Members of Microsoft Visual Studio Dev Essentials are getting free six-month access to Syncfusion’s JavaScript UI controls in the Essential JS 2 suite.

The suite contains over 60 controls that include a grid, chart and scheduler with complete support for Angular, React and Vue frameworks, according to Syncfusion.

“We appreciate the inclusion of the Syncfusion Essential JS 2 suite as a valuable addition to our offerings for developers,” said Cliff Simpkins director of developer audience marketing at Microsoft Corp. “Developers using JavaScript now have access to a wide range of additional controls to help accelerate their web app development.”

WSO2 and Ping Identity partner on API protection
WSO2 and Ping Identity announced a new partnership to provide AI-powered cyber-attack protection for APIs within the WSO2 API Manager.

Ping Identity uses AI models to inspect and report on all API activity and blocks threats like stolen token, cookies, or API keys, attacks on login systems, remote application control, DoS and DDoS and reverse engineering the API by a hacker looking like a normal user.  

Gartner predicts that by 2022, API abuses will be the most-frequent attack vector resulting in data breaches for enterprise web applications.

MongoDB achieves two security benchmarks
MongoDB announced that its has been recommended for ISO/IEC 27001:2013 accredited registration, establishing itself as an information security management system (ISMS).

MongoDB also received Security Technical Implementation Guide (STIG) approval by the U.S. Department of Defense (DoD) ,allowing it to be deployed within certain DoD networks.

STIGs have been issued since 1998 and they contain technical guidance to “lock down” information systems and software that might otherwise be vulnerable to a malicious computer attack, according to MongoDB.

npm Inc. blocks malware attempt
Npm revealed it blocked a malicious attack on Tuesday, June 4th in collaboration with Komodo, which protected $13 million in cryptocurrency assets.

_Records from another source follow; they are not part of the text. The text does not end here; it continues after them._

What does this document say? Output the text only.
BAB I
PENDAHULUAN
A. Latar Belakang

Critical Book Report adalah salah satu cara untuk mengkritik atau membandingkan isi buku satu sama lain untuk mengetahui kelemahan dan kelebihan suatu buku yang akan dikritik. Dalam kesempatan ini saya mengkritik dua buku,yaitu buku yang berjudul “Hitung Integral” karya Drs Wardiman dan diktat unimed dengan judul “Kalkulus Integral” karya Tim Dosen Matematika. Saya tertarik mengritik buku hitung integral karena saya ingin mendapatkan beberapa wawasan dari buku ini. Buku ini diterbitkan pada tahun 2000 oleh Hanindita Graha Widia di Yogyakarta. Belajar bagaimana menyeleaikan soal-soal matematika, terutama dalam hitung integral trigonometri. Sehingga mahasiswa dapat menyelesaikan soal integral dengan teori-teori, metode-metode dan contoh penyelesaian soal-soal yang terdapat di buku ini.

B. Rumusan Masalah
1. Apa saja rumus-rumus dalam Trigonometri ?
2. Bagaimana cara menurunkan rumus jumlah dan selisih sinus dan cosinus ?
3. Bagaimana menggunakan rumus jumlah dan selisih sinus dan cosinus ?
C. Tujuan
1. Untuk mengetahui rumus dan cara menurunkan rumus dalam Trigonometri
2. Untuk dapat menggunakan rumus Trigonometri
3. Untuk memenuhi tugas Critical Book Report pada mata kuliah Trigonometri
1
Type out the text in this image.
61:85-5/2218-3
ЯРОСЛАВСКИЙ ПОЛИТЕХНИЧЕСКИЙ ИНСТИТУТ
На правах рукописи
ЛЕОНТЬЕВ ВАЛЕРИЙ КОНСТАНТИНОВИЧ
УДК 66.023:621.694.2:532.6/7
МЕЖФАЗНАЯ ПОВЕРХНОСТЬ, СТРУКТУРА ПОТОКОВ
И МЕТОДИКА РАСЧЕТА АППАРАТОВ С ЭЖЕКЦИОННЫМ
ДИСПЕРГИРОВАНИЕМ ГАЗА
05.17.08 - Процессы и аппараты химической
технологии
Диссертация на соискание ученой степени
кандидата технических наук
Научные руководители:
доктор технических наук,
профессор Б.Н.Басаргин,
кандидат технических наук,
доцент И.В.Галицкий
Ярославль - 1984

Npm operates a public registry of reusable, open-source library packages.

The attack focused on getting a malicious package into the build chain for Agama and stealing the wallet seeds and other login passphrases used within the application, and npm, Inc. explained these attacks are increasingly common.

Users of npm will be automatically notified via npm audit if they encounter this malicious dependency in their projects, according to the company’s post.